The following procedure should be followed to write to TUSB320 I2C registers:

  1. The controller initiates a write operation by generating a start condition (S), followed by the TUSB320 7-bit address and a zero-value R/W bit to indicate a write cycle
  2. The TUSB320 device acknowledges the address cycle
  3. The controller presents the sub-address (I2C register within the TUSB320 device) to be written, consisting of one byte of data, MSB-first
  4. The TUSB320 device acknowledges the sub-address cycle
  5. The controller presents the first byte of data to be written to the I2C register
  6. The TUSB320 device acknowledges the byte transfer
  7. The controller may continue presenting additional bytes of data to be written, with each byte transfer completing with an acknowledge from the TUSB320 device
  8. The controller terminates the write operation by generating a stop condition (P)
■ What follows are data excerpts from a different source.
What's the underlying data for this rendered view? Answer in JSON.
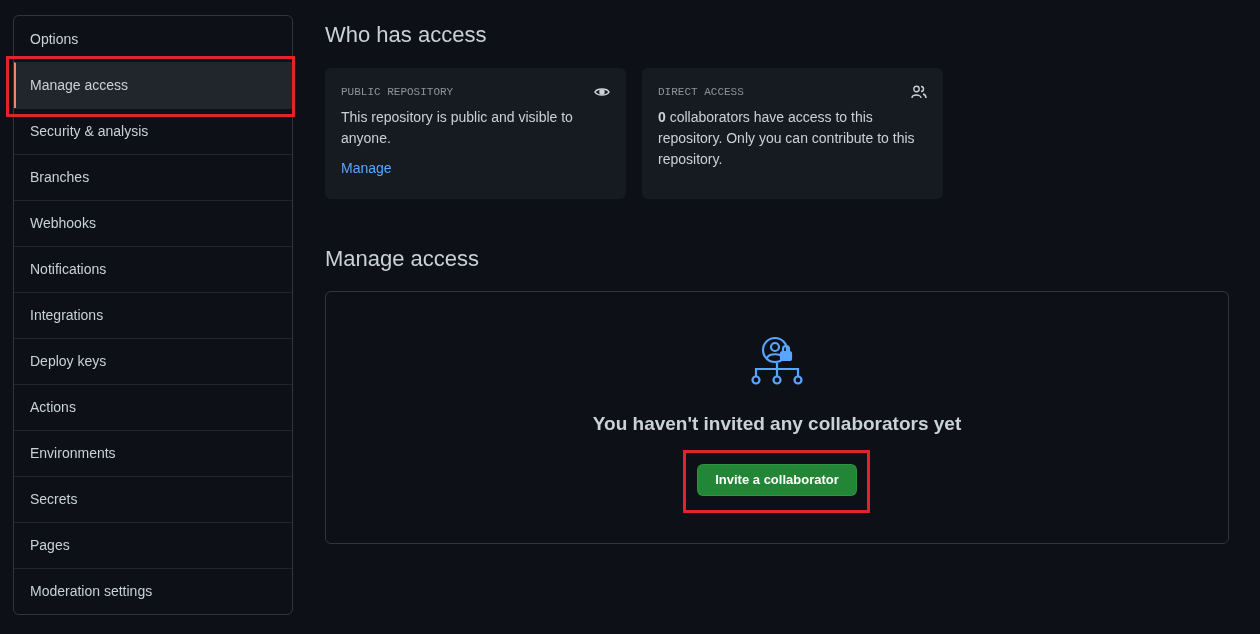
{
  "sidebar": {
    "items": [
      {
        "label": "Options",
        "selected": false,
        "highlighted": false
      },
      {
        "label": "Manage access",
        "selected": true,
        "highlighted": true
      },
      {
        "label": "Security & analysis",
        "selected": false,
        "highlighted": false
      },
      {
        "label": "Branches",
        "selected": false,
        "highlighted": false
      },
      {
        "label": "Webhooks",
        "selected": false,
        "highlighted": false
      },
      {
        "label": "Notifications",
        "selected": false,
        "highlighted": false
      },
      {
        "label": "Integrations",
        "selected": false,
        "highlighted": false
      },
      {
        "label": "Deploy keys",
        "selected": false,
        "highlighted": false
      },
      {
        "label": "Actions",
        "selected": false,
        "highlighted": false
      },
      {
        "label": "Environments",
        "selected": false,
        "highlighted": false
      },
      {
        "label": "Secrets",
        "selected": false,
        "highlighted": false
      },
      {
        "label": "Pages",
        "selected": false,
        "highlighted": false
      },
      {
        "label": "Moderation settings",
        "selected": false,
        "highlighted": false
      }
    ]
  },
  "who_has_access": {
    "title": "Who has access",
    "cards": [
      {
        "kind": "public",
        "heading": "PUBLIC REPOSITORY",
        "text": "This repository is public and visible to anyone.",
        "link": "Manage"
      },
      {
        "kind": "direct",
        "heading": "DIRECT ACCESS",
        "text": "**0** collaborators have access to this repository. Only you can contribute to this repository."
      }
    ]
  },
  "manage_access": {
    "title": "Manage access",
    "empty_message": "You haven't invited any collaborators yet",
    "button": {
      "label": "Invite a collaborator",
      "highlighted": true
    }
  }
}
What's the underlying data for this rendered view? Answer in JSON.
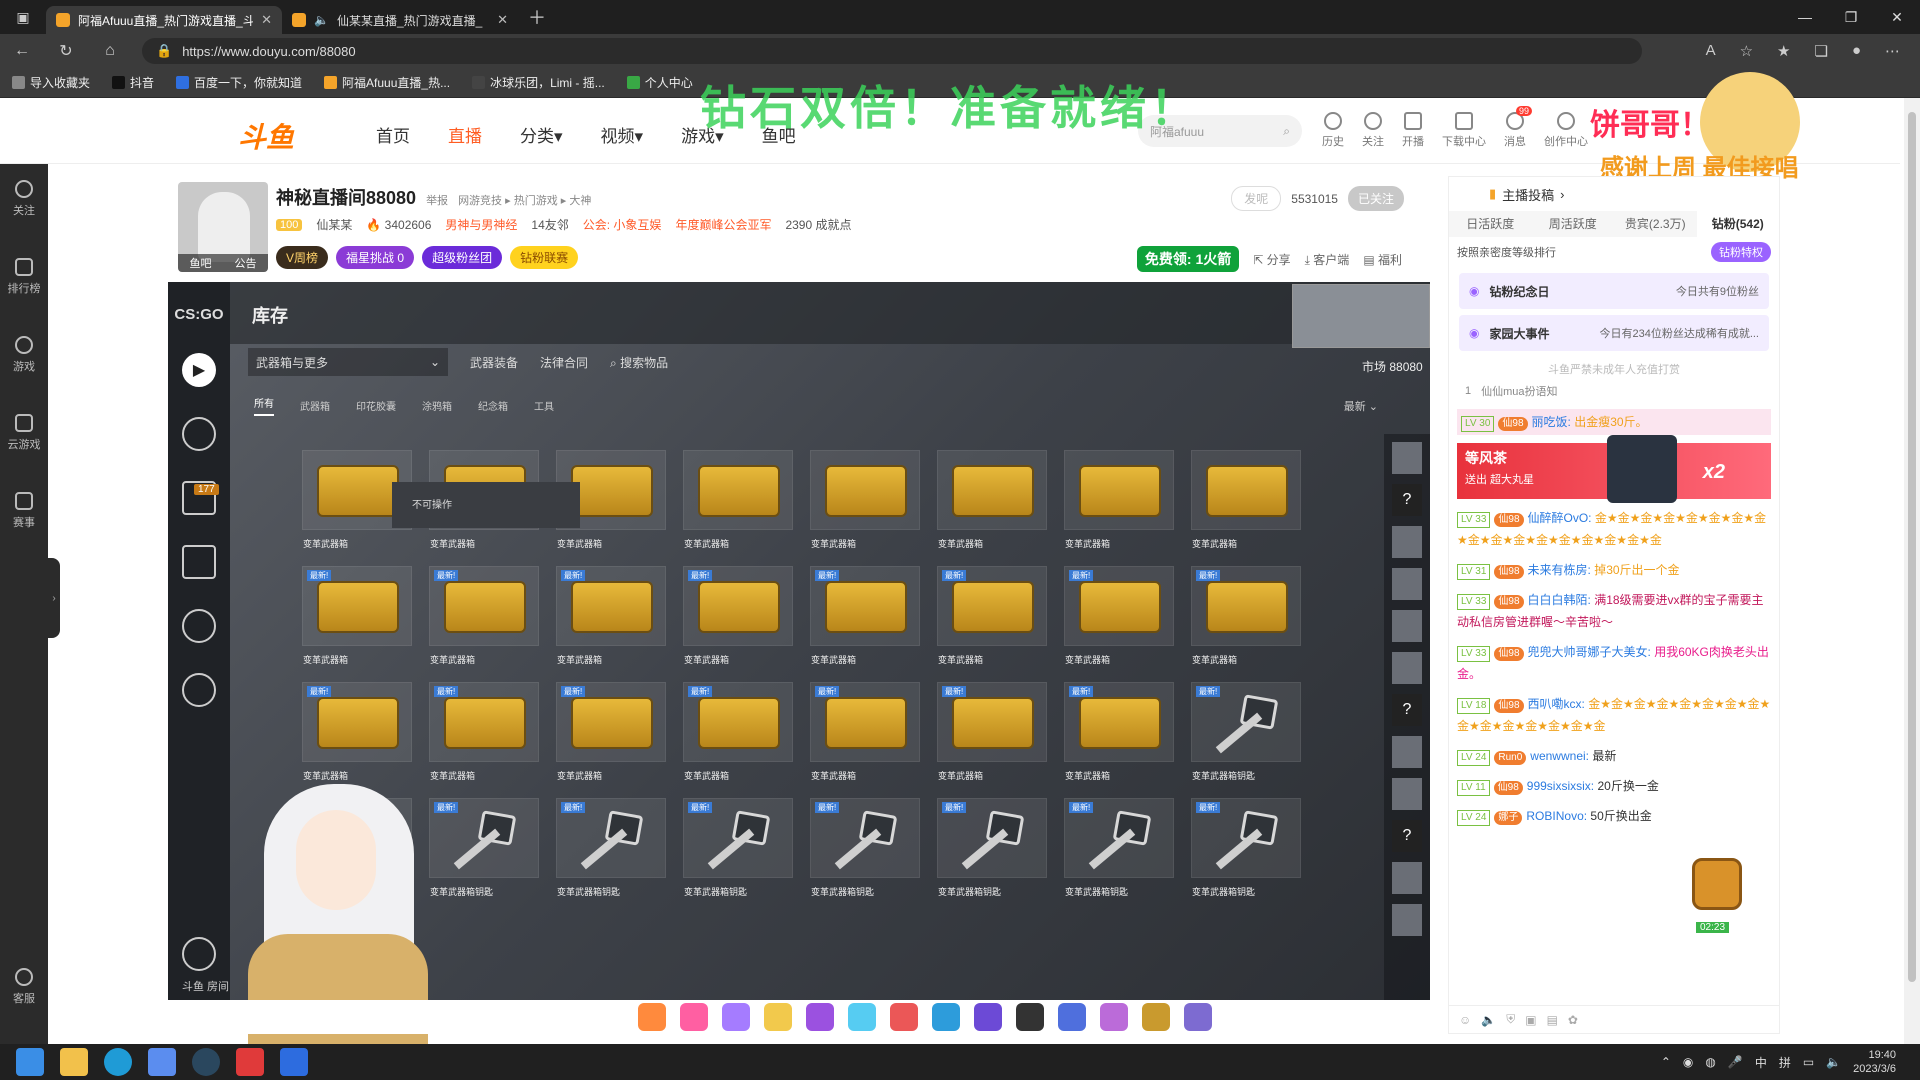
{
  "browser": {
    "tabs": [
      {
        "title": "阿福Afuuu直播_热门游戏直播_斗",
        "active": true
      },
      {
        "title": "仙某某直播_热门游戏直播_",
        "active": false
      }
    ],
    "url": "https://www.douyu.com/88080",
    "bookmarks": [
      "导入收藏夹",
      "抖音",
      "百度一下，你就知道",
      "阿福Afuuu直播_热...",
      "冰球乐团，Limi - 摇...",
      "个人中心"
    ]
  },
  "site": {
    "logo": "斗鱼",
    "nav": [
      "首页",
      "直播",
      "分类",
      "视频",
      "游戏",
      "鱼吧"
    ],
    "active_nav": "直播",
    "banner": "钻石双倍！准备就绪！",
    "search_placeholder": "阿福afuuu",
    "tools": [
      {
        "label": "历史"
      },
      {
        "label": "关注"
      },
      {
        "label": "开播"
      },
      {
        "label": "下载中心"
      },
      {
        "label": "消息",
        "badge": "99"
      },
      {
        "label": "创作中心"
      }
    ],
    "mascot_text_1": "饼哥哥！",
    "mascot_text_2": "感谢上周 最佳接唱君"
  },
  "sidebar": [
    "关注",
    "排行榜",
    "游戏",
    "云游戏",
    "赛事",
    "客服"
  ],
  "room": {
    "title": "神秘直播间88080",
    "report": "举报",
    "category": [
      "网游竞技",
      "热门游戏",
      "大神"
    ],
    "level": "100",
    "anchor": "仙某某",
    "hot": "3402606",
    "tag": "男神与男神经",
    "neighbors": "14友邻",
    "guild": "公会: 小象互娱",
    "guild_award": "年度巅峰公会亚军",
    "achievements": "2390 成就点",
    "pills": [
      "V周榜",
      "福星挑战",
      "超级粉丝团",
      "钻粉联赛"
    ],
    "challenge_count": "0",
    "avatar_tags": [
      "鱼吧",
      "公告"
    ],
    "follow_btn": "发呢",
    "followers": "5531015",
    "followed_btn": "已关注",
    "free_btn": "免费领: 1火箭",
    "actions": [
      "分享",
      "客户端",
      "福利"
    ]
  },
  "game": {
    "logo": "CS:GO",
    "title": "库存",
    "select": "武器箱与更多",
    "toolbar": [
      "武器装备",
      "法律合同",
      "搜索物品"
    ],
    "filters": [
      "所有",
      "武器箱",
      "印花胶囊",
      "涂鸦箱",
      "纪念箱",
      "工具"
    ],
    "sort": "最新",
    "market": "市场",
    "room_num": "88080",
    "badge": "177",
    "tooltip": "不可操作",
    "new_tag": "最新!",
    "case_label": "变革武器箱",
    "key_label": "变革武器箱钥匙",
    "footer": "斗鱼 房间",
    "rows": [
      [
        "case",
        "case",
        "case",
        "case",
        "case",
        "case",
        "case",
        "case"
      ],
      [
        "case",
        "case",
        "case",
        "case",
        "case",
        "case",
        "case",
        "case"
      ],
      [
        "case",
        "case",
        "case",
        "case",
        "case",
        "case",
        "case",
        "key"
      ],
      [
        "key",
        "key",
        "key",
        "key",
        "key",
        "key",
        "key",
        "key"
      ]
    ]
  },
  "panel": {
    "head": "主播投稿",
    "tabs": [
      "日活跃度",
      "周活跃度",
      "贵宾(2.3万)",
      "钻粉(542)"
    ],
    "sort_label": "按照亲密度等级排行",
    "vip_btn": "钻粉特权",
    "card1_title": "钻粉纪念日",
    "card1_right": "今日共有9位粉丝",
    "card2_title": "家园大事件",
    "card2_right": "今日有234位粉丝达成稀有成就...",
    "notice": "斗鱼严禁未成年人充值打赏",
    "rank_user": "仙仙mua扮语知",
    "rank_no": "1",
    "banner_name": "等风茶",
    "banner_sub": "送出  超大丸星",
    "banner_x": "x2",
    "messages": [
      {
        "lv": "LV 30",
        "fan": "仙98",
        "user": "丽吃饭:",
        "text": "出金瘦30斤。"
      },
      {
        "lv": "LV 33",
        "fan": "仙98",
        "user": "仙醉醉OvO:",
        "text": "金★金★金★金★金★金★金★金★金★金★金★金★金★金★金★金★金"
      },
      {
        "lv": "LV 31",
        "fan": "仙98",
        "user": "未来有栋房:",
        "text": "掉30斤出一个金"
      },
      {
        "lv": "LV 33",
        "fan": "仙98",
        "user": "白白白韩陌:",
        "text": "满18级需要进vx群的宝子需要主动私信房管进群喔～辛苦啦～"
      },
      {
        "lv": "LV 33",
        "fan": "仙98",
        "user": "兜兜大帅哥娜子大美女:",
        "text": "用我60KG肉换老头出金。"
      },
      {
        "lv": "LV 18",
        "fan": "仙98",
        "user": "西叭嘞kcx:",
        "text": "金★金★金★金★金★金★金★金★金★金★金★金★金★金★金"
      },
      {
        "lv": "LV 24",
        "fan": "Run0",
        "user": "wenwwnei:",
        "text": "最新"
      },
      {
        "lv": "LV 11",
        "fan": "仙98",
        "user": "999sixsixsix:",
        "text": "20斤换一金"
      },
      {
        "lv": "LV 24",
        "fan": "娜子",
        "user": "ROBINovo:",
        "text": "50斤换出金"
      }
    ],
    "chest_timer": "02:23"
  },
  "taskbar": {
    "time": "19:40",
    "date": "2023/3/6",
    "ime": [
      "中",
      "拼"
    ]
  }
}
The following procedure should be followed to read the TUSB320 I2C registers:

  1. The controller initiates a read operation by generating a start condition (S), followed by the TUSB320 7-bit address and a one-value R/W bit to indicate a read cycle
  2. The TUSB320 device acknowledges the address cycle
  3. The TUSB320 device transmits the contents of the memory registers MSB-first starting at register 00h or last read sub-address+1. If a write to the T I2C register occurred prior to the read, then the TUSB320 device starts at the sub-address specified in the write.
  4. The TUSB320 device waits for either an acknowledge (ACK) or a not-acknowledge (NACK) from the controller after each byte transfer; the I2C controller acknowledges reception of each data byte transfer
  5. If an ACK is received, the TUSB320 device transmits the next byte of data
  6. The controller terminates the read operation by generating a stop condition (P)

The following procedure should be followed for setting a starting sub-address for I2C reads:

  1. The controller initiates a write operation by generating a start condition (S), followed by the TUSB320 7-bit address and a zero-value R/W bit to indicate a read cycle
  2. The TUSB320 device acknowledges the address cycle
  3. The controller presents the sub-address (I2C register within the TUSB320 device) to be read, consisting of one byte of data, MSB-first
  4. The TUSB320 device acknowledges the sub-address cycle
  5. The controller terminates the read operation by generating a stop condition (P)
Note:

If no sub-addressing is included for the read procedure, then the reads start at register offset 00h and continue byte-by-byte through the registers until the I2C controller terminates the read operation. If a I2C address write occurred prior to the read, then the reads start at the sub-address specified by the address write.